Tuesday, September 1, 2009

Family History




A boat sits off the coast of Japan
in early August 1945, when
Little Boy and Fat man light up the sky.
The ground sits under a mushroom cloud
and 220,000 people die.



Victims to the American villain,
the bombs dropped on Hiroshima and Nagasaki
have long been recognized as the
single worst use of weaponry,
the most costly
man on man attack on record,
the greatest cautionary tale of what can happen
when super powers escalate conflict.

A boat sits off the coast of Japan
in early August 1945
holding American soldiers.

I brought up the subject with my dad.
My dad,
The hippie that stayed in the commune to raise a family after everyone else left,
who got married naked,
who argued time and time again with his mother that Muhammad Ali
was a hero and not "uppity."
My progressive Berkeley in the '60s dad looked me
dead in the eye and said,
"I don't regret the dropping of the bombs on Japan."

what? What?

This is beyond stepping outside of the liberal script.
Further out there than ignoring the PC say this or believe that
I can't believe, won't believe these
words are coming from my dad.

He responds simply. clearly.
"My dad was in a boat off the coast of Japan. If they don't drop the bombs, he's in the
first wave of troops on the ground. He probably dies."

A boat sits off the coast of Japan
in early August 1945
holding my grandfather.



His hands must have trembled.
He must have fought to keep them still.
Mustered up whatever courage he could.

He must have known
why they were so close
to hostile land.
Gulped down his fate like
a brick in his throat.

a near certain death mission into Japan.

first waves don't go home.
they leave children behind to grow up alone.
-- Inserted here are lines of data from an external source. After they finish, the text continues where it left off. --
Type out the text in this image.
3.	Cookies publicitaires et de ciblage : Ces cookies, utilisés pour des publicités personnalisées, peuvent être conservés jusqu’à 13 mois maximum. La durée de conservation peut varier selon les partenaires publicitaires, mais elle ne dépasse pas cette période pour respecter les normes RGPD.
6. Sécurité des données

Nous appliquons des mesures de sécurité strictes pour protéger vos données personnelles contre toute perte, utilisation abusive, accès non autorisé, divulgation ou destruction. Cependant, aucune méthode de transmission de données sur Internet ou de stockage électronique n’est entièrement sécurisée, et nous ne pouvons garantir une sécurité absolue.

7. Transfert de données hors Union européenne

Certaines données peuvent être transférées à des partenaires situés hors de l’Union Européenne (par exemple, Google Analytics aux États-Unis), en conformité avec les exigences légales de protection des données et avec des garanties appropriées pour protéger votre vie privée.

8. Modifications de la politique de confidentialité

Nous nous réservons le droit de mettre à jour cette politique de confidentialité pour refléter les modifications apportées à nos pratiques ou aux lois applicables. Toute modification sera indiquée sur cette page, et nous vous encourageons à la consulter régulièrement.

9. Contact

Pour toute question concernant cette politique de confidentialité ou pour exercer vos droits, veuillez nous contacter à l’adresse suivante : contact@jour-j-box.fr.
He looked like such a young man in his uniform
and he must have felt like a boy.

I'm so proud of him.
If I were alive during WWII I know I would have served
with the same certainty,
a young Jewish-American fighting the Nazis.

But no matter how brave he may have been,
the news of the war's end
must have been such. sweet. relief.
Like heaven on earth.
Time to go home.
Like water to a desert wanderer
or more like the fulfilled promise of
stable safe ground
to an American in a rocky boat of the coast of Japan.

The gulp in his throat must have finally cleared after months
of breathing like it was a negotiation.


I can't tell my dad anything.
I understand.
What can I say to him as we drive to the supermarket together?
It's his daddy, and I get it.

And.
I crumble under the weight of wondering
how many died so that his dad survived.

Grandpa I love you.
And I don't know I could choose that.
I didn't. He didn't either.
A sequence of events he couldn't control
turned his boat around in 1945 and sent him home.

Then I do the math.
3 years later in 1948, my dad was born.
38 years later, I was born.

What can I say to my dad?
I understand where he's coming from.

Still, there's this truth
that if my grandpa's boat doesn't get turned around
my dad is probably never born.
And neither am I.

A lineage dependent on
being on the lucky side of terrible history.

I love my grandpa and my dad.
And this all feels so American.
This privilege just to be born at all.